Nicklas, currently a professor of pediatrics in the Children's Nutrition Research Center at Baylor College of Medicine in Houston, provided expertise on children's nutrition to the nutrient adequacy and fatty-acid subcommittees of the Dietary Guidelines Advisory Committee.
“Every time the committee started talking about adult recommendations, I would interject by saying, 'What about the children?'” explains Nicklas, who, after graduating from RIT, earned a master's degree and a Ph.D., both in public health. “RIT provided me with an excellent foundation in nutrition.” Nicklas is originally from Long Island.
The new guidelines place greater emphasis on “total diet” and the consumption of fruits, vegetables and whole grains—foods naturally high in nutrients and low in calories. A healthy-eating philosophy is stressed through 41 scientifically based dietary recommendations aiming to reduce the risk for major chronic diseases.
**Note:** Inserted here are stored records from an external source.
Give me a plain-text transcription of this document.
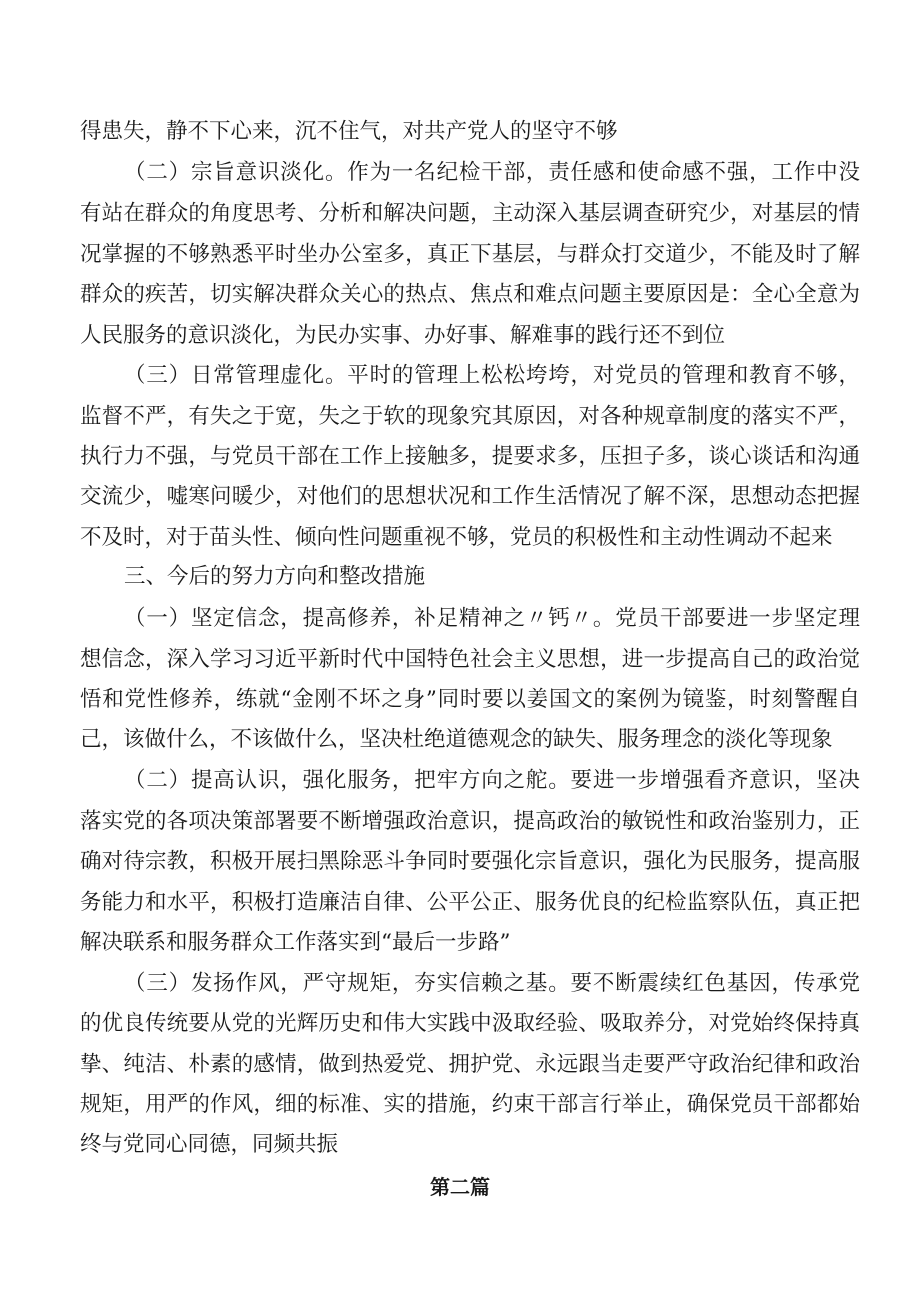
得患失，静不下心来，沉不住气，对共产党人的坚守不够
（二）宗旨意识淡化。作为一名纪检干部，责任感和使命感不强，工作中没
有站在群众的角度思考、分析和解决问题，主动深入基层调查研究少，对基层的情
况掌握的不够熟悉平时坐办公室多，真正下基层，与群众打交道少，不能及时了解
群众的疾苦，切实解决群众关心的热点、焦点和难点问题主要原因是：全心全意为
人民服务的意识淡化，为民办实事、办好事、解难事的践行还不到位
（三）日常管理虚化。平时的管理上松松垮垮，对党员的管理和教育不够，
监督不严，有失之于宽，失之于软的现象究其原因，对各种规章制度的落实不严，
执行力不强，与党员干部在工作上接触多，提要求多，压担子多，谈心谈话和沟通
交流少，嘘寒问暖少，对他们的思想状况和工作生活情况了解不深，思想动态把握
不及时，对于苗头性、倾向性问题重视不够，党员的积极性和主动性调动不起来
三、今后的努力方向和整改措施
（一）坚定信念，提高修养，补足精神之〃钙〃。党员干部要进一步坚定理
想信念，深入学习习近平新时代中国特色社会主义思想，进一步提高自己的政治觉
悟和党性修养，练就“金刚不坏之身”同时要以姜国文的案例为镜鉴，时刻警醒自
己，该做什么，不该做什么，坚决杜绝道德观念的缺失、服务理念的淡化等现象
（二）提高认识，强化服务，把牢方向之舵。要进一步增强看齐意识，坚决
落实党的各项决策部署要不断增强政治意识，提高政治的敏锐性和政治鉴别力，正
确对待宗教，积极开展扫黑除恶斗争同时要强化宗旨意识，强化为民服务，提高服
务能力和水平，积极打造廉洁自律、公平公正、服务优良的纪检监察队伍，真正把
解决联系和服务群众工作落实到“最后一步路”
（三）发扬作风，严守规矩，夯实信赖之基。要不断震续红色基因，传承党
的优良传统要从党的光辉历史和伟大实践中汲取经验、吸取养分，对党始终保持真
挚、纯洁、朴素的感情，做到热爱党、拥护党、永远跟当走要严守政治纪律和政治
规矩，用严的作风，细的标准、实的措施，约束干部言行举止，确保党员干部都始
终与党同心同德，同频共振
第二篇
Keys to healthy living, according to the experts, include eating a variety of foods in moderation, watching portion sizes and engaging in regular physical activity.
The guidelines, revised every five years, set the nation's policy direction in nutrition programs, research, education, food assistance, labeling and promotion. The agriculture department is expected to unveil a revised “food pyramid” this spring. For more information on the new guidelines, visit http://www.healthierus.gov/dietaryguidelines.
And, remember to eat your fruits, vegetables and whole grains—two RIT graduates say so!